公益財団法人日本美術院が日本画家で元理事の梅原幸雄氏に科した1年間の出品停止処分について、東京高等裁判所は2025年12月10日、この処分を「違法かつ無効」と判断し、日本美術院に対し220万円の損害賠償支払いを命じた一審判決を維持しました。日本美術院と梅原氏双方が控訴していましたが、控訴審でも結論は変わりませんでした。

問題となったのは、日本美術院が2023年4月27日に行った処分です。日本美術院は、梅原氏の日本画作品が、同人作家・國司華子氏の約20年前の院展出品作と類似しているとする指摘を受け、理事解任の上程と1年間の出品停止を決定し、その内容を約3年間ホームページ上で公表していました。梅原氏はこれを「盗作作家」との烙印を押す不法行為だとして提訴し、一審で勝訴していました。

梅原氏は判決後の司法記者クラブでの会見で、作品制作は國司氏の作品と無関係であり、当該作品を記憶すらしていなかったと改めて主張しました。また、日本美術院側が、依拠性(他人の作品を土台にした創作)がなくても「結果として類似していれば責任を負う」としていた点について、「普遍的なモチーフを描く際に過去作との類似を逐一確認するのは現実的でなく、創作の自由を著しく制限する」と批判しました。
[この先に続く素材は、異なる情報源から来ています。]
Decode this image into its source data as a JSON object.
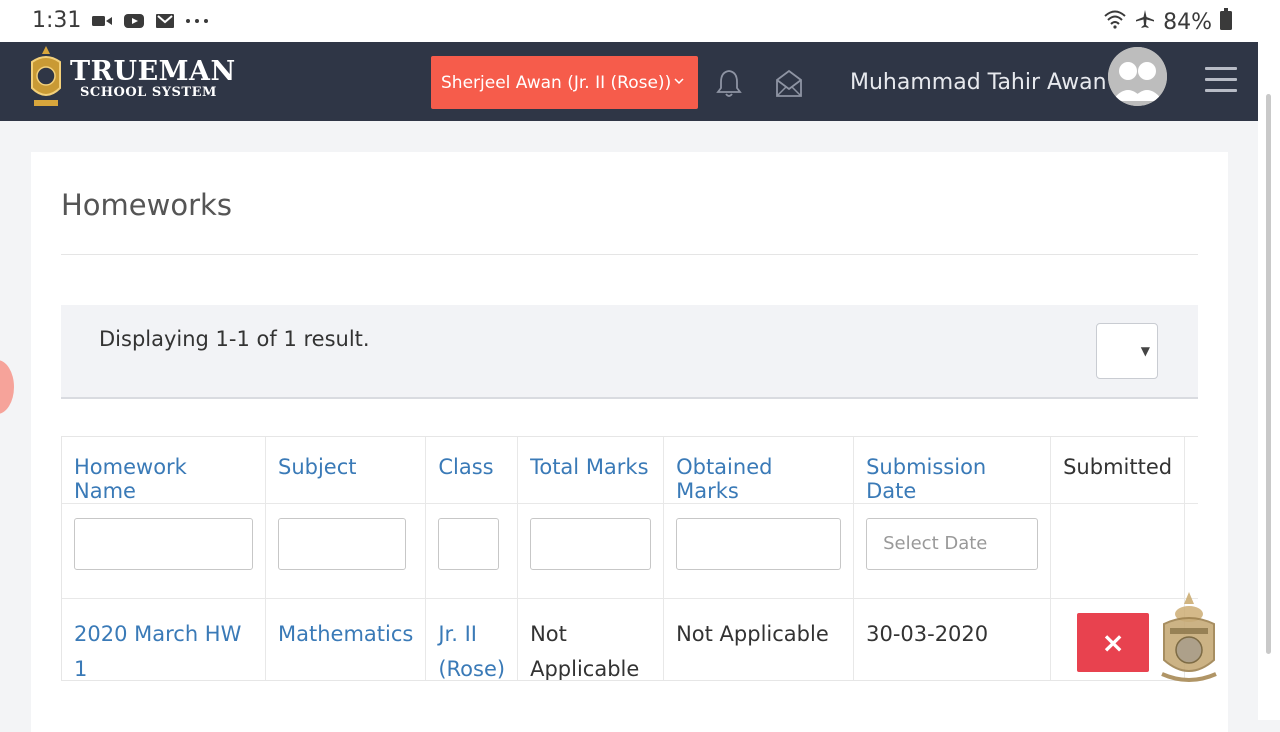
{
  "status_bar": {
    "time": "1:31",
    "battery": "84%",
    "icons": [
      "video-icon",
      "youtube-icon",
      "gmail-icon",
      "more-dots-icon",
      "wifi-icon",
      "airplane-icon",
      "battery-icon"
    ]
  },
  "header": {
    "logo_title": "TRUEMAN",
    "logo_subtitle": "SCHOOL SYSTEM",
    "student_selector": "Sherjeel Awan (Jr. II (Rose))",
    "user_name": "Muhammad Tahir Awan",
    "icons": [
      "bell-icon",
      "envelope-icon",
      "avatar",
      "hamburger-menu-icon"
    ]
  },
  "page": {
    "title": "Homeworks",
    "summary": "Displaying 1-1 of 1 result."
  },
  "table": {
    "columns": [
      "Homework Name",
      "Subject",
      "Class",
      "Total Marks",
      "Obtained Marks",
      "Submission Date",
      "Submitted"
    ],
    "date_placeholder": "Select Date",
    "rows": [
      {
        "homework_name": "2020 March HW 1",
        "subject": "Mathematics",
        "class_line1": "Jr. II",
        "class_line2": "(Rose)",
        "total_marks_line1": "Not",
        "total_marks_line2": "Applicable",
        "obtained_marks": "Not Applicable",
        "submission_date": "30-03-2020",
        "submitted_symbol": "×"
      }
    ]
  },
  "colors": {
    "nav_bg": "#2f3646",
    "student_button": "#f65c4b",
    "link": "#3a7ab7",
    "not_submitted_button": "#e8424f"
  }
}
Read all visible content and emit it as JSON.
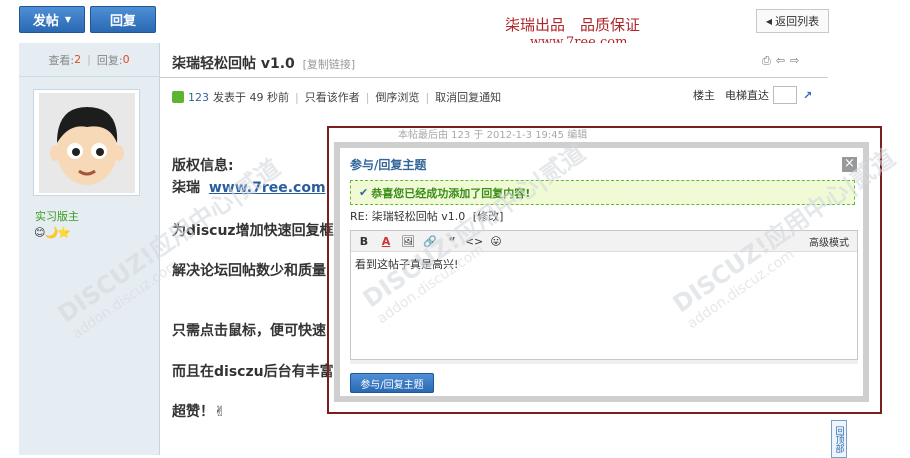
{
  "toolbar": {
    "post_label": "发帖",
    "reply_label": "回复",
    "return_label": "返回列表"
  },
  "brand": {
    "slogan": "柒瑞出品　品质保证",
    "url": "www.7ree.com"
  },
  "sidebar": {
    "views_label": "查看:",
    "views_value": "2",
    "replies_label": "回复:",
    "replies_value": "0",
    "user_group": "实习版主",
    "emoji_icons": "😊🌙⭐"
  },
  "thread": {
    "title": "柒瑞轻松回帖 v1.0",
    "copy_link": "[复制链接]",
    "post_meta_uid": "123",
    "post_meta_time": "发表于 49 秒前",
    "only_author": "只看该作者",
    "reverse_view": "倒序浏览",
    "cancel_notify": "取消回复通知",
    "floor_label": "楼主",
    "elevator_label": "电梯直达",
    "edit_notice": "本帖最后由 123 于 2012-1-3 19:45 编辑",
    "body_copyright": "版权信息:",
    "body_author_prefix": "柒瑞",
    "body_author_link": "www.7ree.com",
    "body_line1": "为discuz增加快速回复框",
    "body_line2": "解决论坛回帖数少和质量",
    "body_line3": "只需点击鼠标，便可快速",
    "body_line4": "而且在disczu后台有丰富",
    "body_line5": "超赞！✌"
  },
  "dialog": {
    "title": "参与/回复主题",
    "success_msg": "恭喜您已经成功添加了回复内容!",
    "reply_subject": "RE: 柒瑞轻松回帖 v1.0",
    "modify_link": "[修改]",
    "advanced_mode": "高级模式",
    "editor_content": "看到这帖子真是高兴!",
    "submit_label": "参与/回复主题",
    "close_label": "×"
  },
  "side_float": {
    "top_label": "回顶部"
  },
  "watermark": {
    "main": "DISCUZ!应用中心|贰道",
    "sub": "addon.discuz.com"
  },
  "colors": {
    "accent_blue": "#2a69b3",
    "brand_red": "#b0252a",
    "dialog_border": "#7b1e1e",
    "success_green": "#3a8c1a"
  }
}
梅原氏は、倫理委員会の審理過程で、処分内容が理事から事前に事実上予告され、制作過程の説明や追加証拠の提出機会も十分に与えられなかったと訴えています。今回の高裁判決は、こうした内部手続きの公正さや、処分公表が作家生命に与える影響にも一石を投じた形です。今後、日本美術院側が上告するかどうか、また、美術団体全体で懲戒手続きや表現の自由に関するルール見直しが進むかが注目されます。